Question

Anyone who can give the shortest approach/solution possible will be given a medal. Here's the problem: If a + b = 2^n where n is a real number and f(a) + f(b) = n^2, find f(2002).

Answer 1

What class is this for? Theoretical CS?

Answer 2

First, you should try to find some obvious values for f(x); like
f(1) = 1/2
f(0) = -1/2

Then, you can break the question using any pattern; I am showing one below -
f(2002) + f(46) = 11^2
f(46) + f(18) = 6^2
f(18) + f(14) = 5^2
f(14) + f(2) = 4^2
f(2) + f(0) = 1^2

I think the rest is obvious :)

Answer 3

How did you get \(f(1)=1/2\)?

Answer 4

Plug-in a = b = 1

Answer 5

But if \(a = b = 0\), then \(0 + 0 = 2^{-\infty}\)

Answer 6

But n has to be an integer; so we can put a=b=0.

So, find f(1) first.
Then put a=1 & b=0
:)

Answer 7

Let \(a=b=2\). Then \(2+2=4=2^2\implies n=2\).
\(f(2)+f(2) = 2^2\implies 2f(2) = 4\implies f(2) =2\)

now we say \(0+2=2\implies n=1\)
\(f(0) + f(2) = 1^2\implies f(0)+2=1\implies f(0)=-1\)

Answer 8

Consider any number, \(c=2^m\).
We can say \(c+c=2^m+2^m = 2^{m+1}\implies n=m+1\)
We can say \(f(c)+f(c)=n^2\implies 2f(c) = (m+1)^2\implies f(c) = \frac{(1+m)^2}{2}\)

Answer 9

And that ^^ proves f(x) is not a function in the first place. ;)

Answer 10

Then \(0+c=2^m\implies n=m\)
So \(f(0)+f(c)=n^2\implies f(0) = m^2-\frac{(1+m)^2}{2}\)

We can make \(f(0)\) various values based on what \(c\) we use.

Answer 11

I didn't check for inconsistency..my bad XD

Answer 12

Fibonacci sequence is the same way, unless you add seed data.

Answer 13

The lack of seed data made me suspicious

Answer 14

What is "seed data" ??

Answer 15

for example, f(0) = 0 and f(1) =1 for Fibonacci, or f(0) = 1 and f(1) = 1 for factorial

Answer 16

When you have a recursive function, that is a function defined in terms of itself, then you generally need seed data.

Answer 17

Thanxx :)

Answer 18

But this question looks so open ended that, I'm not sure if it would work even then.

Answer 19

For example, is it true that for any number there is pair of \(a,b\) such that \(a+b=2^n\)?

Answer 20

a unique pair^

Answer 21

Maybe if you just ignore \(f(0)\) and stop at \(f(2)\) it will work?

Answer 22

The problem is that we'll get different values for f(2) also.
For any n; (a,b) is not unique.

Answer 23

I'm not seeing any obvious connection between f(a), f(b), and a + b = 2^n.
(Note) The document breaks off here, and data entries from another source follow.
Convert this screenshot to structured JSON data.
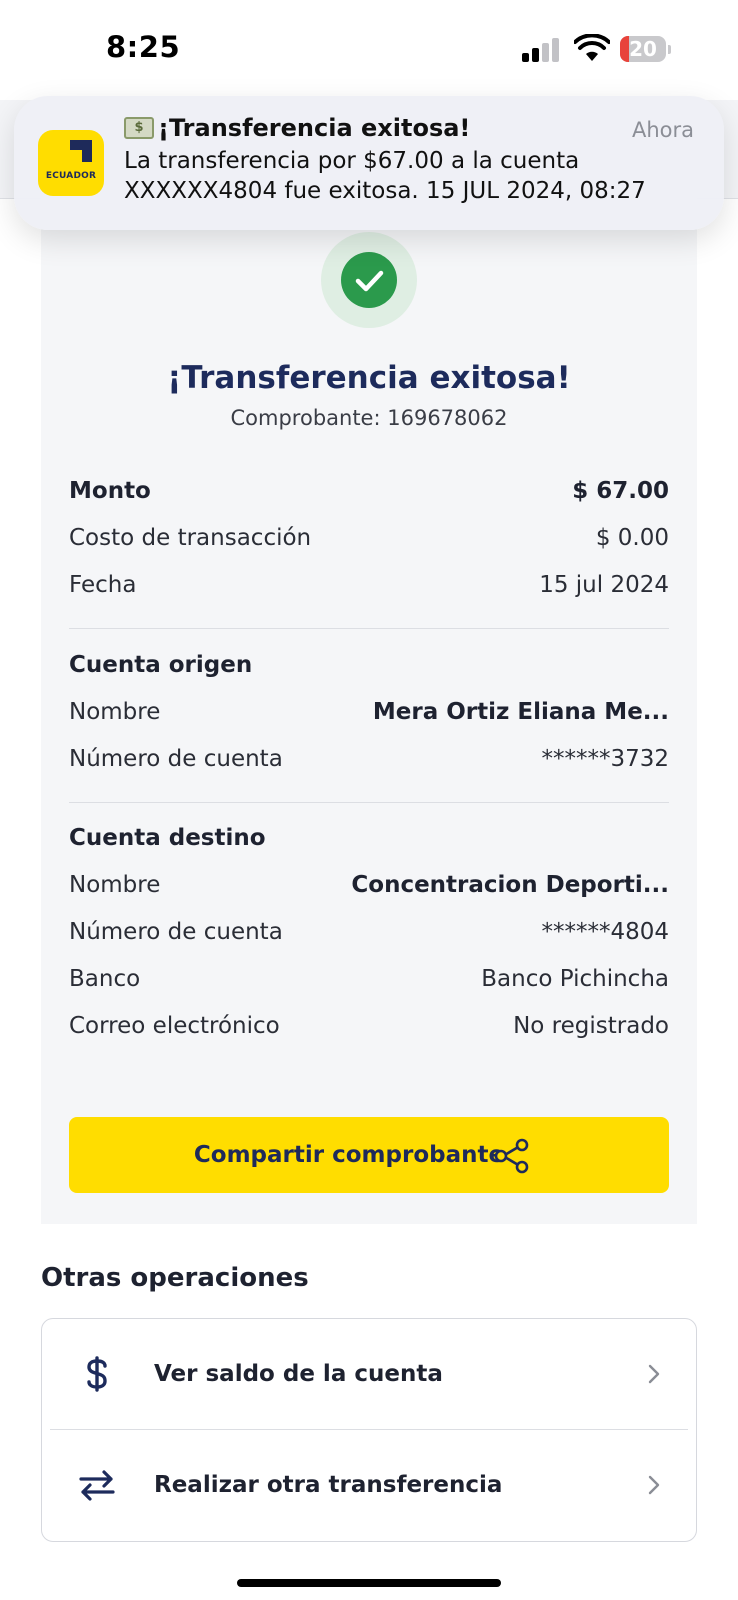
{
  "status_bar": {
    "time": "8:25",
    "battery_level": "20",
    "battery_fraction": 0.2,
    "battery_color": "#e8433b"
  },
  "notification": {
    "app_icon": "banco-ecuador-logo",
    "brand_text": "ECUADOR",
    "title": "¡Transferencia exitosa!",
    "title_icon": "dollar-banknote-emoji",
    "time": "Ahora",
    "body": "La transferencia por $67.00 a la cuenta XXXXXX4804 fue exitosa. 15 JUL 2024, 08:27"
  },
  "receipt": {
    "status_icon": "checkmark-circle-icon",
    "title": "¡Transferencia exitosa!",
    "voucher": "Comprobante: 169678062",
    "summary": [
      {
        "label": "Monto",
        "value": "$ 67.00"
      },
      {
        "label": "Costo de transacción",
        "value": "$ 0.00"
      },
      {
        "label": "Fecha",
        "value": "15 jul 2024"
      }
    ],
    "origin": {
      "title": "Cuenta origen",
      "rows": [
        {
          "label": "Nombre",
          "value": "Mera  Ortiz Eliana Me..."
        },
        {
          "label": "Número de cuenta",
          "value": "******3732"
        }
      ]
    },
    "destination": {
      "title": "Cuenta destino",
      "rows": [
        {
          "label": "Nombre",
          "value": "Concentracion Deporti..."
        },
        {
          "label": "Número de cuenta",
          "value": "******4804"
        },
        {
          "label": "Banco",
          "value": "Banco Pichincha"
        },
        {
          "label": "Correo electrónico",
          "value": "No registrado"
        }
      ]
    },
    "share_button": {
      "label": "Compartir comprobante",
      "icon": "share-icon"
    }
  },
  "other_operations": {
    "title": "Otras operaciones",
    "items": [
      {
        "label": "Ver saldo de la cuenta",
        "icon": "dollar-sign-icon"
      },
      {
        "label": "Realizar otra transferencia",
        "icon": "transfer-arrows-icon"
      }
    ]
  },
  "colors": {
    "brand_yellow": "#ffdd00",
    "brand_navy": "#1d2b5c",
    "success_green": "#2b9a4c"
  }
}
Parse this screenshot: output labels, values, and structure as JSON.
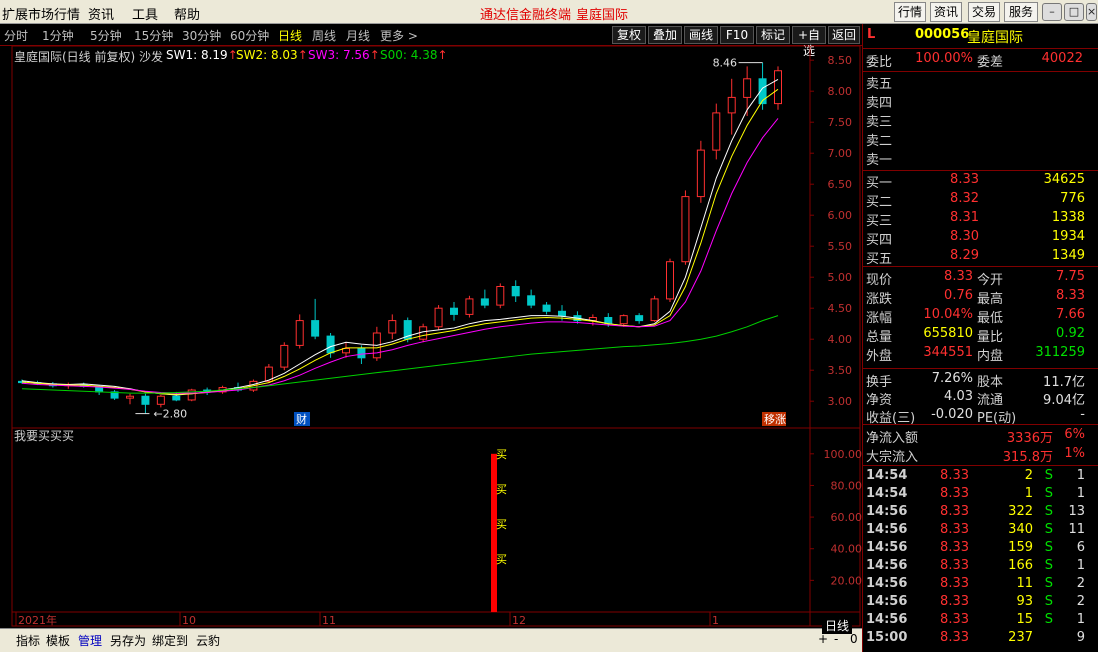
{
  "menu": {
    "items": [
      "扩展市场行情",
      "资讯",
      "工具",
      "帮助"
    ],
    "center_title": "通达信金融终端",
    "center_stock": "皇庭国际",
    "right_buttons": [
      "行情",
      "资讯",
      "交易",
      "服务"
    ]
  },
  "periods": {
    "items": [
      "分时",
      "1分钟",
      "5分钟",
      "15分钟",
      "30分钟",
      "60分钟",
      "日线",
      "周线",
      "月线",
      "更多 >"
    ],
    "active": "日线"
  },
  "tools": [
    "复权",
    "叠加",
    "画线",
    "F10",
    "标记",
    "+自选",
    "返回"
  ],
  "indicator": {
    "title": "皇庭国际(日线 前复权) 沙发",
    "sw1": "SW1: 8.19",
    "sw2": "SW2: 8.03",
    "sw3": "SW3: 7.56",
    "s00": "S00: 4.38",
    "colors": {
      "sw1": "#ffffff",
      "sw2": "#ffff00",
      "sw3": "#ff00ff",
      "s00": "#00d000"
    }
  },
  "chart_data": [
    {
      "type": "candlestick",
      "y_ticks": [
        "8.50",
        "8.00",
        "7.50",
        "7.00",
        "6.50",
        "6.00",
        "5.50",
        "5.00",
        "4.50",
        "4.00",
        "3.50",
        "3.00"
      ],
      "ylim": [
        2.6,
        8.6
      ],
      "annotations": {
        "high": "8.46",
        "low": "2.80"
      },
      "markers": {
        "cai": "财",
        "yizhang": "移涨"
      },
      "x_labels": [
        "2021年",
        "10",
        "11",
        "12",
        "1"
      ],
      "series": [
        {
          "name": "SW1",
          "values": [
            3.33,
            3.3,
            3.28,
            3.27,
            3.28,
            3.26,
            3.24,
            3.2,
            3.15,
            3.12,
            3.1,
            3.12,
            3.15,
            3.18,
            3.22,
            3.27,
            3.34,
            3.45,
            3.6,
            3.75,
            3.88,
            3.95,
            3.92,
            3.9,
            3.96,
            4.05,
            4.12,
            4.15,
            4.18,
            4.25,
            4.3,
            4.32,
            4.35,
            4.38,
            4.38,
            4.37,
            4.34,
            4.3,
            4.25,
            4.22,
            4.2,
            4.25,
            4.45,
            5.0,
            5.8,
            6.6,
            7.2,
            7.7,
            8.05,
            8.19
          ]
        },
        {
          "name": "SW2",
          "values": [
            3.31,
            3.29,
            3.27,
            3.26,
            3.26,
            3.24,
            3.22,
            3.19,
            3.15,
            3.12,
            3.11,
            3.12,
            3.14,
            3.17,
            3.2,
            3.25,
            3.3,
            3.4,
            3.52,
            3.66,
            3.78,
            3.86,
            3.86,
            3.86,
            3.92,
            4.0,
            4.06,
            4.1,
            4.14,
            4.2,
            4.25,
            4.28,
            4.31,
            4.34,
            4.35,
            4.34,
            4.32,
            4.29,
            4.25,
            4.22,
            4.2,
            4.23,
            4.38,
            4.85,
            5.55,
            6.35,
            6.95,
            7.45,
            7.85,
            8.03
          ]
        },
        {
          "name": "SW3",
          "values": [
            3.29,
            3.27,
            3.26,
            3.25,
            3.24,
            3.23,
            3.21,
            3.19,
            3.16,
            3.14,
            3.13,
            3.13,
            3.14,
            3.16,
            3.18,
            3.22,
            3.26,
            3.33,
            3.42,
            3.53,
            3.63,
            3.72,
            3.76,
            3.78,
            3.83,
            3.9,
            3.96,
            4.01,
            4.06,
            4.11,
            4.16,
            4.2,
            4.23,
            4.26,
            4.28,
            4.28,
            4.27,
            4.25,
            4.23,
            4.21,
            4.2,
            4.21,
            4.3,
            4.6,
            5.1,
            5.75,
            6.35,
            6.85,
            7.25,
            7.56
          ]
        },
        {
          "name": "S00",
          "values": [
            3.2,
            3.19,
            3.18,
            3.17,
            3.16,
            3.15,
            3.14,
            3.13,
            3.13,
            3.13,
            3.14,
            3.15,
            3.16,
            3.18,
            3.2,
            3.22,
            3.25,
            3.28,
            3.31,
            3.34,
            3.37,
            3.4,
            3.43,
            3.46,
            3.49,
            3.52,
            3.55,
            3.58,
            3.61,
            3.64,
            3.67,
            3.7,
            3.73,
            3.76,
            3.78,
            3.8,
            3.82,
            3.84,
            3.86,
            3.88,
            3.89,
            3.91,
            3.93,
            3.96,
            4.0,
            4.05,
            4.12,
            4.2,
            4.3,
            4.38
          ]
        }
      ],
      "candles": [
        [
          3.32,
          3.35,
          3.28,
          3.3
        ],
        [
          3.3,
          3.33,
          3.26,
          3.28
        ],
        [
          3.28,
          3.31,
          3.22,
          3.25
        ],
        [
          3.25,
          3.3,
          3.2,
          3.27
        ],
        [
          3.27,
          3.3,
          3.22,
          3.24
        ],
        [
          3.24,
          3.26,
          3.1,
          3.15
        ],
        [
          3.15,
          3.18,
          3.02,
          3.05
        ],
        [
          3.05,
          3.12,
          2.95,
          3.08
        ],
        [
          3.08,
          3.12,
          2.8,
          2.95
        ],
        [
          2.95,
          3.1,
          2.9,
          3.08
        ],
        [
          3.08,
          3.15,
          3.0,
          3.02
        ],
        [
          3.02,
          3.2,
          3.0,
          3.18
        ],
        [
          3.18,
          3.22,
          3.1,
          3.15
        ],
        [
          3.15,
          3.25,
          3.12,
          3.22
        ],
        [
          3.22,
          3.3,
          3.15,
          3.18
        ],
        [
          3.18,
          3.35,
          3.15,
          3.32
        ],
        [
          3.32,
          3.6,
          3.3,
          3.55
        ],
        [
          3.55,
          3.95,
          3.5,
          3.9
        ],
        [
          3.9,
          4.4,
          3.85,
          4.3
        ],
        [
          4.3,
          4.65,
          4.0,
          4.05
        ],
        [
          4.05,
          4.1,
          3.7,
          3.78
        ],
        [
          3.78,
          3.95,
          3.7,
          3.85
        ],
        [
          3.85,
          3.9,
          3.6,
          3.7
        ],
        [
          3.7,
          4.2,
          3.65,
          4.1
        ],
        [
          4.1,
          4.4,
          4.0,
          4.3
        ],
        [
          4.3,
          4.35,
          3.95,
          4.0
        ],
        [
          4.0,
          4.25,
          3.95,
          4.2
        ],
        [
          4.2,
          4.55,
          4.15,
          4.5
        ],
        [
          4.5,
          4.6,
          4.3,
          4.4
        ],
        [
          4.4,
          4.7,
          4.35,
          4.65
        ],
        [
          4.65,
          4.8,
          4.5,
          4.55
        ],
        [
          4.55,
          4.9,
          4.5,
          4.85
        ],
        [
          4.85,
          4.95,
          4.6,
          4.7
        ],
        [
          4.7,
          4.8,
          4.5,
          4.55
        ],
        [
          4.55,
          4.6,
          4.4,
          4.45
        ],
        [
          4.45,
          4.55,
          4.3,
          4.38
        ],
        [
          4.38,
          4.45,
          4.25,
          4.3
        ],
        [
          4.3,
          4.4,
          4.22,
          4.35
        ],
        [
          4.35,
          4.42,
          4.2,
          4.25
        ],
        [
          4.25,
          4.4,
          4.2,
          4.38
        ],
        [
          4.38,
          4.42,
          4.25,
          4.3
        ],
        [
          4.3,
          4.7,
          4.28,
          4.65
        ],
        [
          4.65,
          5.3,
          4.6,
          5.25
        ],
        [
          5.25,
          6.4,
          5.2,
          6.3
        ],
        [
          6.3,
          7.2,
          6.2,
          7.05
        ],
        [
          7.05,
          7.8,
          6.9,
          7.65
        ],
        [
          7.65,
          8.2,
          7.3,
          7.9
        ],
        [
          7.9,
          8.4,
          7.6,
          8.2
        ],
        [
          8.2,
          8.46,
          7.7,
          7.8
        ],
        [
          7.8,
          8.4,
          7.7,
          8.33
        ]
      ]
    },
    {
      "type": "bar",
      "title": "我要买买买",
      "y_ticks": [
        "100.00",
        "80.00",
        "60.00",
        "40.00",
        "20.00"
      ],
      "ylim": [
        0,
        110
      ],
      "bar_value": 100,
      "bar_index": 30,
      "signal_labels": [
        "买",
        "买",
        "买",
        "买"
      ]
    }
  ],
  "right_panel": {
    "header": {
      "mark": "L",
      "code": "000056",
      "name": "皇庭国际"
    },
    "weibi": {
      "label": "委比",
      "value": "100.00%",
      "label2": "委差",
      "value2": "40022"
    },
    "sell": [
      {
        "label": "卖五",
        "price": "",
        "vol": ""
      },
      {
        "label": "卖四",
        "price": "",
        "vol": ""
      },
      {
        "label": "卖三",
        "price": "",
        "vol": ""
      },
      {
        "label": "卖二",
        "price": "",
        "vol": ""
      },
      {
        "label": "卖一",
        "price": "",
        "vol": ""
      }
    ],
    "buy": [
      {
        "label": "买一",
        "price": "8.33",
        "vol": "34625"
      },
      {
        "label": "买二",
        "price": "8.32",
        "vol": "776"
      },
      {
        "label": "买三",
        "price": "8.31",
        "vol": "1338"
      },
      {
        "label": "买四",
        "price": "8.30",
        "vol": "1934"
      },
      {
        "label": "买五",
        "price": "8.29",
        "vol": "1349"
      }
    ],
    "quote": [
      {
        "l1": "现价",
        "v1": "8.33",
        "c1": "red",
        "l2": "今开",
        "v2": "7.75",
        "c2": "red"
      },
      {
        "l1": "涨跌",
        "v1": "0.76",
        "c1": "red",
        "l2": "最高",
        "v2": "8.33",
        "c2": "red"
      },
      {
        "l1": "涨幅",
        "v1": "10.04%",
        "c1": "red",
        "l2": "最低",
        "v2": "7.66",
        "c2": "red"
      },
      {
        "l1": "总量",
        "v1": "655810",
        "c1": "yel",
        "l2": "量比",
        "v2": "0.92",
        "c2": "grn"
      },
      {
        "l1": "外盘",
        "v1": "344551",
        "c1": "red",
        "l2": "内盘",
        "v2": "311259",
        "c2": "grn"
      }
    ],
    "finance": [
      {
        "l1": "换手",
        "v1": "7.26%",
        "l2": "股本",
        "v2": "11.7亿"
      },
      {
        "l1": "净资",
        "v1": "4.03",
        "l2": "流通",
        "v2": "9.04亿"
      },
      {
        "l1": "收益(三)",
        "v1": "-0.020",
        "l2": "PE(动)",
        "v2": "-"
      }
    ],
    "flow": [
      {
        "label": "净流入额",
        "v1": "3336万",
        "v2": "6%"
      },
      {
        "label": "大宗流入",
        "v1": "315.8万",
        "v2": "1%"
      }
    ],
    "ticks": [
      {
        "t": "14:54",
        "p": "8.33",
        "v": "2",
        "s": "S",
        "n": "1"
      },
      {
        "t": "14:54",
        "p": "8.33",
        "v": "1",
        "s": "S",
        "n": "1"
      },
      {
        "t": "14:56",
        "p": "8.33",
        "v": "322",
        "s": "S",
        "n": "13"
      },
      {
        "t": "14:56",
        "p": "8.33",
        "v": "340",
        "s": "S",
        "n": "11"
      },
      {
        "t": "14:56",
        "p": "8.33",
        "v": "159",
        "s": "S",
        "n": "6"
      },
      {
        "t": "14:56",
        "p": "8.33",
        "v": "166",
        "s": "S",
        "n": "1"
      },
      {
        "t": "14:56",
        "p": "8.33",
        "v": "11",
        "s": "S",
        "n": "2"
      },
      {
        "t": "14:56",
        "p": "8.33",
        "v": "93",
        "s": "S",
        "n": "2"
      },
      {
        "t": "14:56",
        "p": "8.33",
        "v": "15",
        "s": "S",
        "n": "1"
      },
      {
        "t": "15:00",
        "p": "8.33",
        "v": "237",
        "s": "",
        "n": "9"
      }
    ]
  },
  "bottom": {
    "items": [
      "指标",
      "模板",
      "管理",
      "另存为",
      "绑定到",
      "云豹"
    ],
    "active": "管理",
    "period_label": "日线",
    "zoom_plus": "+",
    "zoom_minus": "-",
    "zoom_zero": "0"
  }
}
Are variables "a" and "b" real numbers?

Answer 24

Oh, I just had an insight that variable "n" connects them, perhaps?

Answer 25

wont f(0) = 0, f(1) = 0 work here as initial values ?

0 + 1 = 2^0 ---> n =0
f(0) + f(1) = 0

Answer 26

yes,
a+b = 2^n
=> a = 2^n-b

f(a) + f(b) = n^2
f(2^n-b) + f(b) = n^2

next, look at LastDayWork's first reply

Answer 27

^^ that was for cebroski...

Answer 28

Thanks, @ganeshie8!

Answer 29

np, also u need to figure out below :
2002 = 2^11 - 46

before looking at LastDayWork's work :)

Answer 30

"LastDayWork's work"
XD XD XD

Answer 31

@dumbcow
if \(f(1)=0\) then \(1+1=2^1\implies n=1\)
but \(f(1)+f(1)=0+0 =0^2\implies n=0\)

Answer 32

http://jsfiddle.net/wio_dude/WBpy5/3/

It seems like all initial values are going to be \(c = 2^n\).
In these cases, you would use \(f(c) = (1+n)^2/2\).

There is no value for \(f(0)\).

For cases where \(b \neq 2^n\), then you would find \(n\) such that \(2^{n-1} < b < 2^n\).\[
f(b) = n^2 - f(2^n-b)
\]We know that \(2^n-b<b\), because \[\begin{array}{rcl}
2^{n-1}&<&b\\
2^n &<&2b\\
2^n-b&<&b
\end{array}\]So we know that this recursive function always goes down.

Answer 33

If \(a + b = 2^{n}\)
And \(f(a) + f(b) = n^{2}\)

We have \(f(a) = f(2^{n} - b) = n^{2} - f(b)\)

This recursive definition follows exactly LastDaysWork's example sequence.